(5/31/12 3:35 AM), David Rientjes wrote:
On Thu, 31 May 2012, KOSAKI Motohiro wrote:
As I said, LXC and namespace isolation is a tangent to the discussion of
faking the /proc/meminfo for the memcg context of a thread.
Because of, /proc/meminfo affect a lot of libraries behavior. So, it's not only
application issue. If you can't rewrite _all_ of userland assets, fake meminfo
can't be escaped. Again see alternative container implementation.

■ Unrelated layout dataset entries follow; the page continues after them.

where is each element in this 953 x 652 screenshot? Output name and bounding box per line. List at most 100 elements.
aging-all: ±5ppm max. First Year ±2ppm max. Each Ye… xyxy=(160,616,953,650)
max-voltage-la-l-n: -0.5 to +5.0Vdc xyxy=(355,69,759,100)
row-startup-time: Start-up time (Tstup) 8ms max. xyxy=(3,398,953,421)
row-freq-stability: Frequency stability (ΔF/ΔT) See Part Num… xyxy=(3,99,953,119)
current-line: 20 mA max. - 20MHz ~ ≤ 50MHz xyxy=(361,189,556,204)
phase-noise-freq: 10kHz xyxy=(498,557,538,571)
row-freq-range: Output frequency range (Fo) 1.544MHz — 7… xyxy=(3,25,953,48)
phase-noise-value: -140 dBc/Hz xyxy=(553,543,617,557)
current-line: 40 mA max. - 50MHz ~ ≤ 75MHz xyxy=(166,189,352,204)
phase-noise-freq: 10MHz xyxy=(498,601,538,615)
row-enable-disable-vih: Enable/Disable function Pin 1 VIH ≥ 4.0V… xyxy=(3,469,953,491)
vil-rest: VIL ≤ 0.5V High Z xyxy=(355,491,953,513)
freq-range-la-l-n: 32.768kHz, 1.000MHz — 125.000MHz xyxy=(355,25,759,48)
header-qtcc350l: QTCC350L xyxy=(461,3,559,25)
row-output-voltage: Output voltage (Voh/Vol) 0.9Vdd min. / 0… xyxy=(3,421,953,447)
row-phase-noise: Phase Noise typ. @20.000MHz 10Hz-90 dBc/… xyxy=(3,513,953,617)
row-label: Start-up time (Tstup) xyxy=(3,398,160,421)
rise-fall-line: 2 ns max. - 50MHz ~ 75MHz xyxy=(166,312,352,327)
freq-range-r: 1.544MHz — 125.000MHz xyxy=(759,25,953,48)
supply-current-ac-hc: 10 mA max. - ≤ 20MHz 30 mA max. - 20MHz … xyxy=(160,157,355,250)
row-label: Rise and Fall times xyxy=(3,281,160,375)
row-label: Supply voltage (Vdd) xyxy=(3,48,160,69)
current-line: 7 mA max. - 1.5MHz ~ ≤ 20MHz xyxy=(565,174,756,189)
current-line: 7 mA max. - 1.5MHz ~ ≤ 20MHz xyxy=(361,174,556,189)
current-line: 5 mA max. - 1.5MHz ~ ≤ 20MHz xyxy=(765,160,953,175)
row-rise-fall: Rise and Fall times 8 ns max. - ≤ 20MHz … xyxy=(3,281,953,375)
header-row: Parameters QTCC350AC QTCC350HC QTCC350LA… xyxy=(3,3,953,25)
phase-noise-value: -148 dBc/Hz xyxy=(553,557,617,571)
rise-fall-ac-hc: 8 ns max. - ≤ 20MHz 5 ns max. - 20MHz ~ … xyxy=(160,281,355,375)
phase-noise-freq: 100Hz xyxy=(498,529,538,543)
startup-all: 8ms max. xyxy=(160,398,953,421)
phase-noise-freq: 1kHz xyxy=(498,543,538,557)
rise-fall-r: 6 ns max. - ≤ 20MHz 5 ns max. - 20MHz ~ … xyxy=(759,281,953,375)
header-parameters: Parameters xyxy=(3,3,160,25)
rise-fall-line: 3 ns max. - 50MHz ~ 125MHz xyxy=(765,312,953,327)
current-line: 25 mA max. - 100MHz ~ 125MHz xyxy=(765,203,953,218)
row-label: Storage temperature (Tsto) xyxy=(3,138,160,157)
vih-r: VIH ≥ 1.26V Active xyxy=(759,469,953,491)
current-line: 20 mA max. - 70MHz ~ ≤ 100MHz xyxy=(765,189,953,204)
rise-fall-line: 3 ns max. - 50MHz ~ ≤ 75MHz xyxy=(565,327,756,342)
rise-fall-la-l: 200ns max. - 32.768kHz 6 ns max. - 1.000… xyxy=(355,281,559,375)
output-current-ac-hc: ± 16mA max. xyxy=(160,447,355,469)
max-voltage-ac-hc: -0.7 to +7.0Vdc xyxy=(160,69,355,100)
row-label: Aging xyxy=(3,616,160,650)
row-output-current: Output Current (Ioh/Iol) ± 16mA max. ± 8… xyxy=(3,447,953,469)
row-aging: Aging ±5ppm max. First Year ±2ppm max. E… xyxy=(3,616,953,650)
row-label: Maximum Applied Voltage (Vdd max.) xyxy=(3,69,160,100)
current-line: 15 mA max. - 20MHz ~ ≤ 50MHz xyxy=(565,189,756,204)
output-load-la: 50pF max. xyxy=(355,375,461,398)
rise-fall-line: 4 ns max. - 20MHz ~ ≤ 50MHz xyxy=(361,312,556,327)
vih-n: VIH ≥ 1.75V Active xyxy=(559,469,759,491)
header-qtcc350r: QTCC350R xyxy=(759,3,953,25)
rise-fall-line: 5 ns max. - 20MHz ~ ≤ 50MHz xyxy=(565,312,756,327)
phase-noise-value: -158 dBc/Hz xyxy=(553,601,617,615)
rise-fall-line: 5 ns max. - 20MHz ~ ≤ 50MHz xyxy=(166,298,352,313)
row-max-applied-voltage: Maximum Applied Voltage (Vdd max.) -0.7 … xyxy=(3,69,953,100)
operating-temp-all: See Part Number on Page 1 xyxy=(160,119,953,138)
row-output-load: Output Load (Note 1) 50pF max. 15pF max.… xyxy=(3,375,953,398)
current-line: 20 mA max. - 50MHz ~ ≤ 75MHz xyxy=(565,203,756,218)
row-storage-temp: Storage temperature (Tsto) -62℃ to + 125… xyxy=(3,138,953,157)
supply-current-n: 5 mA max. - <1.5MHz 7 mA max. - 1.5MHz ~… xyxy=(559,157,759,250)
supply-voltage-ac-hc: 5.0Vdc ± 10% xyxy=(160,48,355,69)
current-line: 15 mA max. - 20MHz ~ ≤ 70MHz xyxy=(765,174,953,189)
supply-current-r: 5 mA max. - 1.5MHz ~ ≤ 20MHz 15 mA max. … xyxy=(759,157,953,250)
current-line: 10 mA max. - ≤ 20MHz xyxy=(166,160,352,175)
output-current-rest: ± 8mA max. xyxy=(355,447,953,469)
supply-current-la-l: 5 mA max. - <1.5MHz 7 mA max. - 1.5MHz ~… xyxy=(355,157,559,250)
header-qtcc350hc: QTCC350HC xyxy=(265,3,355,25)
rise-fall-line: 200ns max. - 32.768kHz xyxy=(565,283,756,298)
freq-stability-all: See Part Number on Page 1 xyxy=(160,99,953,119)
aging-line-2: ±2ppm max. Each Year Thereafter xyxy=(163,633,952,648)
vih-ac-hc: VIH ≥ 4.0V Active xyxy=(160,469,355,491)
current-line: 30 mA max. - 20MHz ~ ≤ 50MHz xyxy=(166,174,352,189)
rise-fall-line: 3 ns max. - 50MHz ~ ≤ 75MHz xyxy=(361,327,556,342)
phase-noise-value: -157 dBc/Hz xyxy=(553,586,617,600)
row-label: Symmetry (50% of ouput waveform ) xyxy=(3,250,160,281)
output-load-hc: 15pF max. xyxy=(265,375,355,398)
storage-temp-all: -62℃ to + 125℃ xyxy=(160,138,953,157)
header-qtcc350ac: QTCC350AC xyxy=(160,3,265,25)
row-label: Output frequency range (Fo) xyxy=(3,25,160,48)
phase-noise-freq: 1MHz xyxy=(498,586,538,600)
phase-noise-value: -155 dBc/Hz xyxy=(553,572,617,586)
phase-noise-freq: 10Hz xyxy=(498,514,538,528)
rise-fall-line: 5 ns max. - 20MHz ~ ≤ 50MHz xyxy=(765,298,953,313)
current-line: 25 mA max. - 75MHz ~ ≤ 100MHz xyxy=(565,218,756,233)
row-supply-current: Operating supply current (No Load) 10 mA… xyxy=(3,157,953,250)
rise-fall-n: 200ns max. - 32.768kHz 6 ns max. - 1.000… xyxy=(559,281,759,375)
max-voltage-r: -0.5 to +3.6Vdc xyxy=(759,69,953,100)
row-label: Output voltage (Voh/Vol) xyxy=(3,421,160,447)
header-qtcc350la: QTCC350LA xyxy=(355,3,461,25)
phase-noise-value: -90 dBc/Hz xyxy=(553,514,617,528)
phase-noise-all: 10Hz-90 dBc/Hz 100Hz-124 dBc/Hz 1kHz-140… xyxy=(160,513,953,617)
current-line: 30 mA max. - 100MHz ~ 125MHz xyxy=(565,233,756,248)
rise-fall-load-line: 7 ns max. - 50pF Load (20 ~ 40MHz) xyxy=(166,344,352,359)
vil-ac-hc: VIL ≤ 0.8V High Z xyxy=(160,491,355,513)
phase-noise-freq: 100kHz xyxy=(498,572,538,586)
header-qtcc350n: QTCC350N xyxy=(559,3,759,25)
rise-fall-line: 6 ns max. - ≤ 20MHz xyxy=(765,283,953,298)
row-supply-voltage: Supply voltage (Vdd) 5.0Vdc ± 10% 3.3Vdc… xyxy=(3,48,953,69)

It's a tangent because it isn't a complete psuedo /proc/meminfo for all
threads attached to a memcg regardless of any namespace isolation; the LXC
solution has existed for a couple of years by its procfs patchset that
overlaps procfs with fuse and can suppress or modify any output in the
context of a memory controller using things like
memory.{limit,usage}_in_bytes. I'm sure all other fields could be
modified if outputted in some structured way via memcg; it looks like
memory.stat would need to be extended to provide that. If that's mounted
prior to executing the application, then your isolation is achieved and
all libraries should see the new output that you've defined in LXC.
However, this seems like a seperate topic than the patch at hand which
does this directly to /proc/meminfo based on a thread's memcg context,
that's the part that I'm nacking.
Then, I NAKed current patch too. Yeah, current one is ugly. It assume _all_
user need namespace isolation and it clearly is not.
I'd recommend to Gao to expose this
information via memory.stat and then use fuse and the procfs lxc support
as your way of contextualizing the resources.
It's one of a option. But, I seriously doubt fuse can make simpler than kamezawa-san's
idea. But yeah, I might NACK kamezawa-san's one if he will post ugly patch.